Based on this, it can be understood that respect for the independence and national sovereignty of Iraq has been a fundamental principle of the Islamic Republic's foreign policy towards the country's developments, with Tehran considering the weakening of national governance and territorial integrity of neighboring countries, especially Iraq, as a threat to its own security environment.
In recent years, Iraq has posed security threats to Iran's national interests and territorial integrity. These threats stem from the presence and activities of separatist and terrorist groups operating in the Kurdistan region of Iraq, as well as Mossad-linked organizations operating under the auspices of the US military in northern Iraq. This collaboration has resulted in numerous destructive actions, including the targeted assassination of Iranian nuclear scientists.
Iran has consistently urged Iraqi authorities to honor their commitments under the bilateral security agreement and eradicate threats to Iran's national interests. For instance, on May 21, 2023, Ismaeil Khatib, Iran's Minister of Intelligence, announced the arrest of "multiple Kurdish-Iraqi spies collaborating with Israel, attempting to cross from Iran's western borders." He cautioned that any threat to the Islamic Republic's security would be met with a resolute response along the borders.

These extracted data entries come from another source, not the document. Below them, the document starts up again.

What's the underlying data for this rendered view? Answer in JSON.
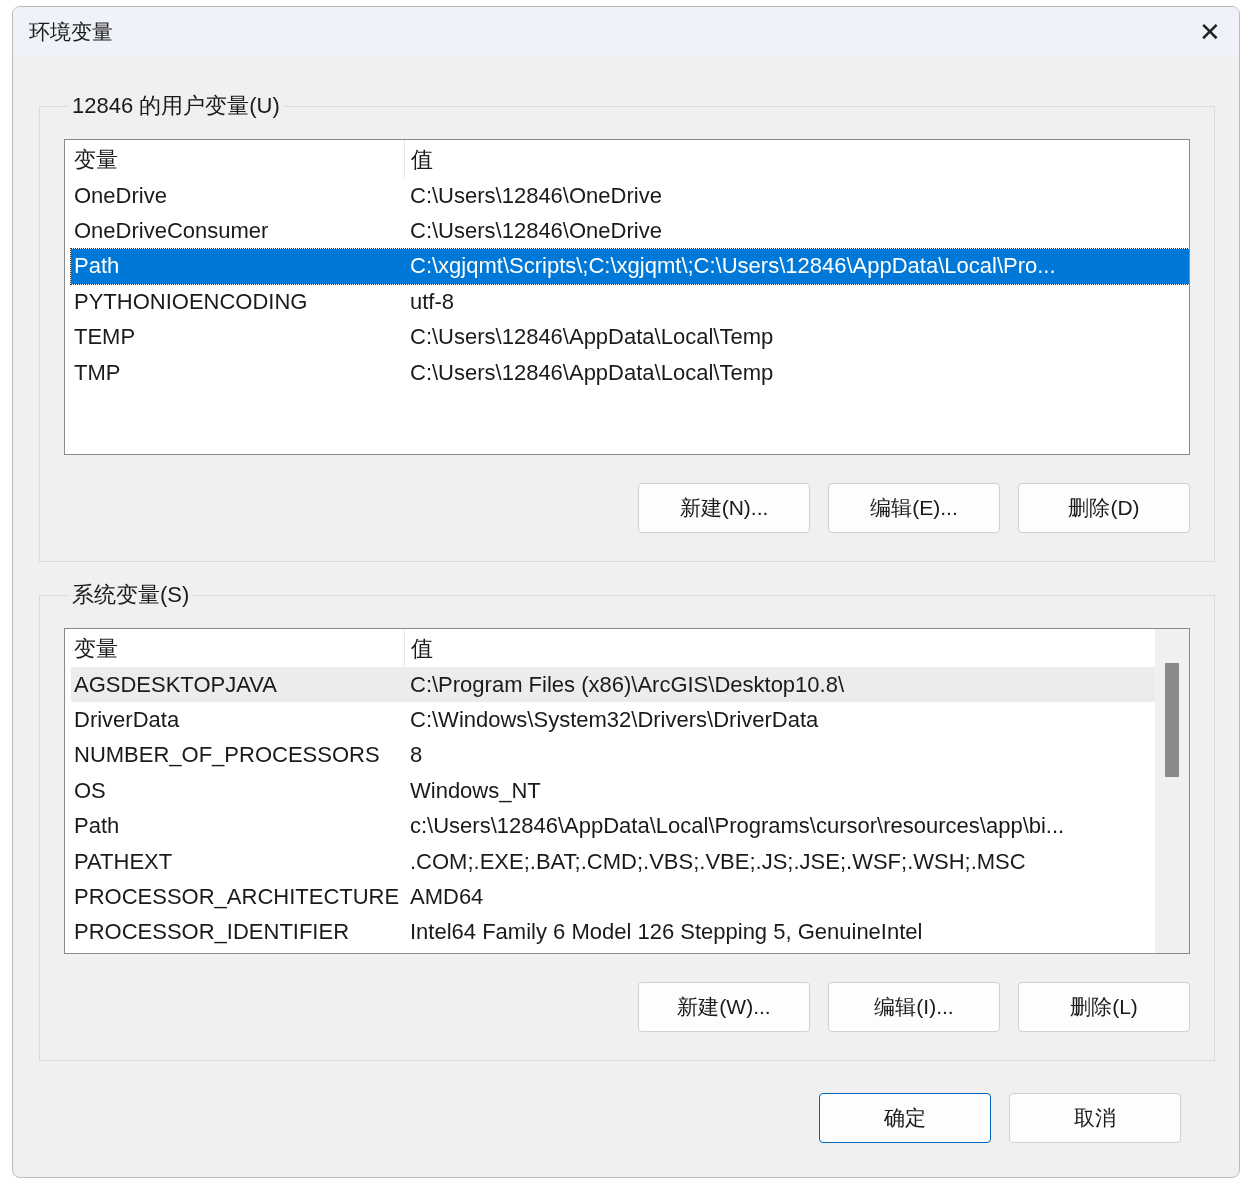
{
  "window": {
    "title": "环境变量",
    "close": "✕"
  },
  "groups": [
    {
      "title": "12846 的用户变量(U)",
      "focused": true,
      "scrollbar": false,
      "columns": [
        "变量",
        "值"
      ],
      "rows": [
        {
          "name": "OneDrive",
          "value": "C:\\Users\\12846\\OneDrive",
          "selected": false
        },
        {
          "name": "OneDriveConsumer",
          "value": "C:\\Users\\12846\\OneDrive",
          "selected": false
        },
        {
          "name": "Path",
          "value": "C:\\xgjqmt\\Scripts\\;C:\\xgjqmt\\;C:\\Users\\12846\\AppData\\Local\\Pro...",
          "selected": true
        },
        {
          "name": "PYTHONIOENCODING",
          "value": "utf-8",
          "selected": false
        },
        {
          "name": "TEMP",
          "value": "C:\\Users\\12846\\AppData\\Local\\Temp",
          "selected": false
        },
        {
          "name": "TMP",
          "value": "C:\\Users\\12846\\AppData\\Local\\Temp",
          "selected": false
        }
      ],
      "buttons": [
        "新建(N)...",
        "编辑(E)...",
        "删除(D)"
      ]
    },
    {
      "title": "系统变量(S)",
      "focused": false,
      "scrollbar": true,
      "columns": [
        "变量",
        "值"
      ],
      "rows": [
        {
          "name": "AGSDESKTOPJAVA",
          "value": "C:\\Program Files (x86)\\ArcGIS\\Desktop10.8\\",
          "selected": true
        },
        {
          "name": "DriverData",
          "value": "C:\\Windows\\System32\\Drivers\\DriverData",
          "selected": false
        },
        {
          "name": "NUMBER_OF_PROCESSORS",
          "value": "8",
          "selected": false
        },
        {
          "name": "OS",
          "value": "Windows_NT",
          "selected": false
        },
        {
          "name": "Path",
          "value": "c:\\Users\\12846\\AppData\\Local\\Programs\\cursor\\resources\\app\\bi...",
          "selected": false
        },
        {
          "name": "PATHEXT",
          "value": ".COM;.EXE;.BAT;.CMD;.VBS;.VBE;.JS;.JSE;.WSF;.WSH;.MSC",
          "selected": false
        },
        {
          "name": "PROCESSOR_ARCHITECTURE",
          "value": "AMD64",
          "selected": false
        },
        {
          "name": "PROCESSOR_IDENTIFIER",
          "value": "Intel64 Family 6 Model 126 Stepping 5, GenuineIntel",
          "selected": false
        }
      ],
      "buttons": [
        "新建(W)...",
        "编辑(I)...",
        "删除(L)"
      ]
    }
  ],
  "footer_buttons": [
    {
      "label": "确定",
      "default": true
    },
    {
      "label": "取消",
      "default": false
    }
  ]
}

Had Iraqi authorities observed
such warnings, which could be viewed as a last appeal to the Baghdad
government, and responded appropriately, the situation might have
evolved differently. Hence, Iran's measures should not be construed as
an effort to undermine Iraq's national sovereignty; rather, Tehran
sought to eradicate a primary source of threat. Undoubtedly, the Kurdish
and other Iraqi communities, who share substantial religious,
linguistic, and cultural bonds with Iran, would not accept the presence
and actions of Zionists within their borders. If the reality surfaces,
criticism will naturally target the authorities in Erbil and Baghdad.